[HELP] Firewall Rule causes remote IP blockout

  • Hello,

    I am relatively new to this forum and we have been using PFSense for our servers mainly as a firewall. We have been affected with medium level DOS attacks on  our servers until recently when we moved on to PFSense to handle them.

    We are running PFSense in a virtual environment. We have 2 Linux VMs that are running mission critical applications for Stock and Forex tradings. These services listen on 2 different ports in the Virtual Machines which are port forwarded from the PFSense WAN.

    So the Setup is basically like WAN:8080 -> and WAN:8081 ->

    We require basic protection from port flooding, hence we have used the following setup for the Firewall Rules for each of the Port Forwarding entries.

    Maximum Connections Per IP Source: 5
    Maximum Connections: 3 Connections per 1 Second.

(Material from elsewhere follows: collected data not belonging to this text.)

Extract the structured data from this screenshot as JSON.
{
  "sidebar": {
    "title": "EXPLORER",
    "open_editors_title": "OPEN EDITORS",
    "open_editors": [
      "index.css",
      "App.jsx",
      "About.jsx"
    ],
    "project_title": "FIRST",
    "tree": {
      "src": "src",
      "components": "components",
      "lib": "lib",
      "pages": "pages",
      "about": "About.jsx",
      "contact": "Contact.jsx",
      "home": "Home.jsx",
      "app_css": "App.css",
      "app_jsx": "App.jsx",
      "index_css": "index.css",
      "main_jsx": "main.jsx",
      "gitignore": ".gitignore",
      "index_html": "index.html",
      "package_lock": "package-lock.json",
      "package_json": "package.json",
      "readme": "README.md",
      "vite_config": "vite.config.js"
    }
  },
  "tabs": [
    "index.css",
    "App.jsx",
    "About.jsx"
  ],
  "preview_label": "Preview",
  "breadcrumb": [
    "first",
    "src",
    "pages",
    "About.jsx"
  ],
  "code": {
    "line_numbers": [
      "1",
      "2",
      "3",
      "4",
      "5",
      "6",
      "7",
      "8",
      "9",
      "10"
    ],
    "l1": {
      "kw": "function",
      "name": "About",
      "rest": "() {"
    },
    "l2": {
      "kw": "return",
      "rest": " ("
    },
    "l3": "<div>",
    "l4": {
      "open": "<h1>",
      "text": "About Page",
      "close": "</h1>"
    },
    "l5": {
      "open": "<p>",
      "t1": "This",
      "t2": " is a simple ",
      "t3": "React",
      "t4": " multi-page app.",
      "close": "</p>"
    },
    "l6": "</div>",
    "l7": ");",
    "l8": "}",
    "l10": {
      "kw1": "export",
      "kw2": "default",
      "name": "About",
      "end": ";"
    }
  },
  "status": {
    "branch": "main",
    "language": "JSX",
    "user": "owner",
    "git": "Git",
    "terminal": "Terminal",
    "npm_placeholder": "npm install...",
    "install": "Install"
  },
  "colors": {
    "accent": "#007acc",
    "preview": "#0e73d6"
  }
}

    The setup is working fine and we have tried to flood the ports with garbage by trying to open 1000 connections each second, but only 5 of the connections made through. However, there is a strange problem that we have been investigating with for days. When a connection is established from the WAN, the user has to provide his login credentials. If the credentials are wrong, the connection is dropped and the client re-establishes a new connection. But when the user happens to enter a wrong password 5 times or more in a row, the 6th time it doesn't connect even when the connections are being dropped by the server after each consecutive login attempt. Strangely after this happens, PFSense blocks all kind of communication from the Source IP of the User preventing him for pinging the server or using the Client Software. The Source IP couldn't communicate with the PFSense IP or IP Alias at all for a period of few hours or even days. The only way we could restore the connectivity and enable the client to use the services is to reboot the PFSense OS, which is not an ideal solution for our mission critical application. There are no logs reflecting in the System or Firewall Logs pertaining to the IP Block, However I have noticed that there are State Entries with TIME_WAIT flag, which is strange since I am 100% sure that the connections are being dropped on the server side itself. Even upon removing the states or having them timeout doesn't restore the connectivity. We either have to wait and pray for the connectivity to be restored or reboot the OS.

    The users who have actually managed to login are having NO problems whatsoever. I have tried removing the firewall advanced rules mentioned above and everything worked great, but this defeats the purpose of us having to use PFSense. I was assuming maybe PFSense has an inbuilt feature wherein it would blacklist the IPs that are not following the NAT Rules, but I haven't found any setting in PFSense that could control that. If there is one, I really wanted to bring the timeout down to about 4-5 minutes rather than hours which is currently the case here.

    Please help me with my issue.

    Thank you.

  • I guess I haven't googled well enough or used the correct keywords. Turned out to be virusprot that was blocking the accounts. Strangely enough, the New Connections per second is responsible for triggering it. The Maximum connections per host doesn't have any blockout issues.

  • You can also install cron package to edit how often virusprot table cleanup is run.

  • I have come across your post about the cron and how to configure it for 2 minute timeout. But, the problem is that the IP is entirely getting blocked that breaks existing legitimate connections, since what we are experiencing is not any DOS attempt. It's just people who are repeatedly entering wrong password either willingly or by mistake.

    So far I have got around this issue by removing the Maximum Connections per second limit, which seems to be triggering the virusprot and not the Maximum Connections per Source IP.